UPDATE: Via Glenn Greenwald, a major question has been answered. If Awlaki was a traitor as alleged by the U.S. government for years, why was he still a citizen?
Meanwhile, the U.S. State Department last week incredibly admitted what was obvious all along: there is no legal basis for stripping Awlaki of the protections of citizenship:
While the Obama administration contends al-Awlaki’s U.S. citizenship didn’t prevent the CIA from targeting the alleged terror leader with a drone, the government didn’t have the right to take away that citizenship.
“It’s interesting,” State Department spokeswoman Victoria Nuland said at Friday’s daily briefing amid a barrage of questions on the airstrike that killed al-Awlaki in Yemen. Nuland said she asked State Department lawyers whether the government can revoke a person’s citizenship based on their affiliation with a foreign terrorist group, and it turned out there’s no law on the books authorizing officials to do so. “An American can be stripped of citizenship for committing an act of high treason and being convicted in a court for that.
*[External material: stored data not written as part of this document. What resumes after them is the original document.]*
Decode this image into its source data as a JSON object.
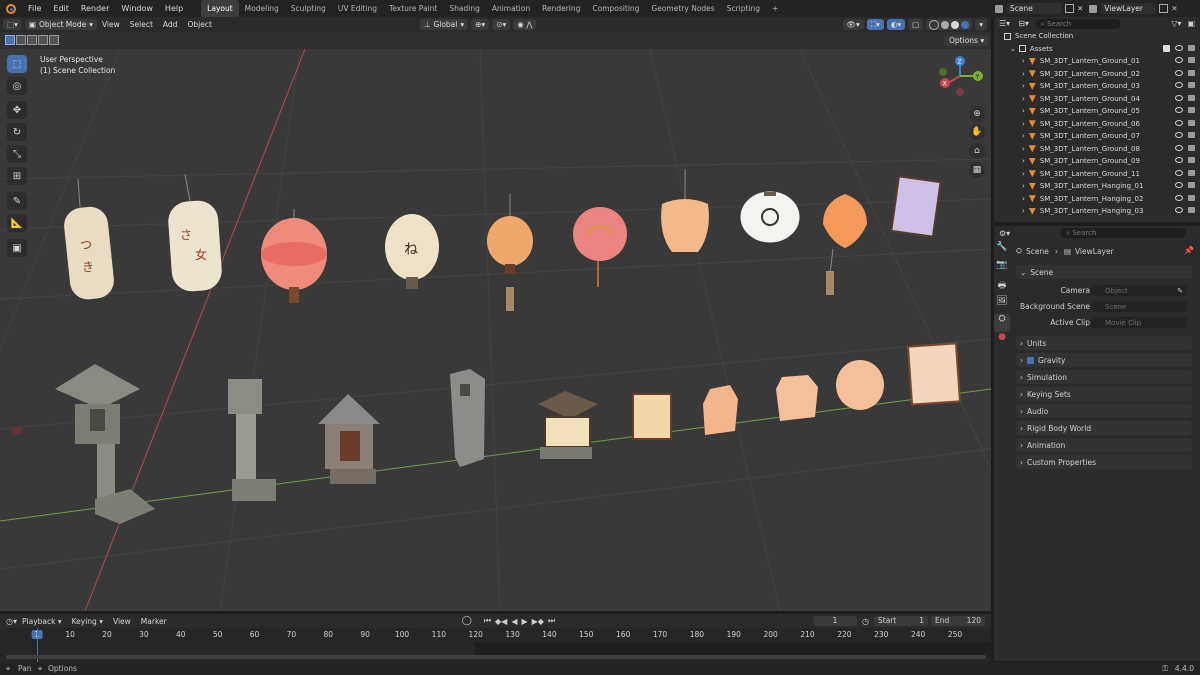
{
  "menubar": {
    "items": [
      "File",
      "Edit",
      "Render",
      "Window",
      "Help"
    ],
    "workspaces": [
      "Layout",
      "Modeling",
      "Sculpting",
      "UV Editing",
      "Texture Paint",
      "Shading",
      "Animation",
      "Rendering",
      "Compositing",
      "Geometry Nodes",
      "Scripting"
    ],
    "add_tab": "+",
    "scene": "Scene",
    "view_layer": "ViewLayer"
  },
  "viewport_header": {
    "mode": "Object Mode",
    "menus": [
      "View",
      "Select",
      "Add",
      "Object"
    ],
    "orientation": "Global",
    "options": "Options"
  },
  "viewport": {
    "perspective": "User Perspective",
    "collection": "(1) Scene Collection"
  },
  "outliner": {
    "search_placeholder": "Search",
    "root": "Scene Collection",
    "collection": "Assets",
    "items": [
      "SM_3DT_Lantern_Ground_01",
      "SM_3DT_Lantern_Ground_02",
      "SM_3DT_Lantern_Ground_03",
      "SM_3DT_Lantern_Ground_04",
      "SM_3DT_Lantern_Ground_05",
      "SM_3DT_Lantern_Ground_06",
      "SM_3DT_Lantern_Ground_07",
      "SM_3DT_Lantern_Ground_08",
      "SM_3DT_Lantern_Ground_09",
      "SM_3DT_Lantern_Ground_11",
      "SM_3DT_Lantern_Hanging_01",
      "SM_3DT_Lantern_Hanging_02",
      "SM_3DT_Lantern_Hanging_03"
    ]
  },
  "properties": {
    "search_placeholder": "Search",
    "breadcrumb": [
      "Scene",
      "ViewLayer"
    ],
    "scene_section": "Scene",
    "camera_label": "Camera",
    "camera_placeholder": "Object",
    "background_label": "Background Scene",
    "background_placeholder": "Scene",
    "clip_label": "Active Clip",
    "clip_placeholder": "Movie Clip",
    "sections": [
      "Units",
      "Gravity",
      "Simulation",
      "Keying Sets",
      "Audio",
      "Rigid Body World",
      "Animation",
      "Custom Properties"
    ]
  },
  "timeline": {
    "menus": [
      "Playback",
      "Keying",
      "View",
      "Marker"
    ],
    "current_frame": "1",
    "start_label": "Start",
    "start": "1",
    "end_label": "End",
    "end": "120",
    "ruler": [
      "1",
      "10",
      "20",
      "30",
      "40",
      "50",
      "60",
      "70",
      "80",
      "90",
      "100",
      "110",
      "120",
      "130",
      "140",
      "150",
      "160",
      "170",
      "180",
      "190",
      "200",
      "210",
      "220",
      "230",
      "240",
      "250"
    ]
  },
  "statusbar": {
    "pan": "Pan",
    "options": "Options",
    "version": "4.4.0"
  },
  "colors": {
    "accent": "#4772b3",
    "brand_orange": "#e88a2e",
    "x_axis": "#c9464e",
    "y_axis": "#7bb23a",
    "z_axis": "#3f7fd8"
  }
}
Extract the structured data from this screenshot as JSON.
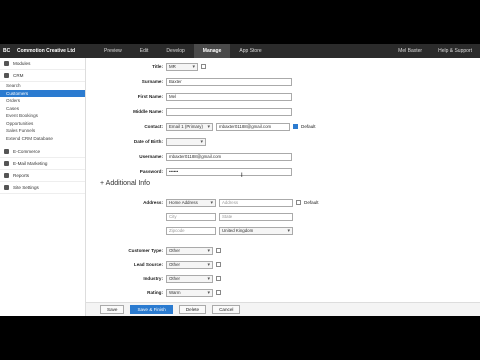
{
  "topbar": {
    "logo": "BC",
    "site_name": "Commotion Creative Ltd",
    "tabs": [
      "Preview",
      "Edit",
      "Develop",
      "Manage",
      "App Store"
    ],
    "active_tab": "Manage",
    "user": "Mel Baxter",
    "help": "Help & Support"
  },
  "sidebar": {
    "modules": "Modules",
    "crm": "CRM",
    "crm_items": [
      "Search",
      "Customers",
      "Orders",
      "Cases",
      "Event Bookings",
      "Opportunities",
      "Sales Funnels",
      "Extend CRM Database"
    ],
    "active_item": "Customers",
    "sections": [
      "E-Commerce",
      "E-Mail Marketing",
      "Reports",
      "Site Settings"
    ]
  },
  "form": {
    "title_label": "Title:",
    "title_value": "MR",
    "surname_label": "Surname:",
    "surname_value": "Baxter",
    "first_name_label": "First Name:",
    "first_name_value": "Mel",
    "middle_name_label": "Middle Name:",
    "middle_name_value": "",
    "contact_label": "Contact:",
    "contact_type": "Email 1 (Primary)",
    "contact_value": "mbaxter01188@gmail.com",
    "contact_default": "Default",
    "dob_label": "Date of Birth:",
    "username_label": "Username:",
    "username_value": "mbaxter01188@gmail.com",
    "password_label": "Password:",
    "password_value": "••••••"
  },
  "additional": {
    "heading": "Additional Info",
    "address_label": "Address:",
    "address_type": "Home Address",
    "address_placeholder": "Address",
    "address_default": "Default",
    "city_placeholder": "City",
    "state_placeholder": "State",
    "zipcode_placeholder": "Zipcode",
    "country": "United Kingdom",
    "customer_type_label": "Customer Type:",
    "customer_type_value": "Other",
    "lead_source_label": "Lead Source:",
    "lead_source_value": "Other",
    "industry_label": "Industry:",
    "industry_value": "Other",
    "rating_label": "Rating:",
    "rating_value": "Warm"
  },
  "buttons": {
    "save": "Save",
    "save_and_finish": "Save & Finish",
    "delete": "Delete",
    "cancel": "Cancel"
  }
}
But that was obviously not the case in this case,” she said. “Under U.S. law, there are seven criteria under which you can strip somebody of citizenship, and none of those applied in this case.”
In other words: we wanted to strip Awlaki of his citizenship, but there’s no legal authority for us to do that, so we just went ahead and killed him. What a world apart from George Bush.
UPDATE: Via anonymous sources, Reuters reports that the Obama administration marks U.S. citizens for death based on the findings of a secret committee of the National Security Council. The process was approved by a secret legal memo from the DOJ. This all sounds familiar.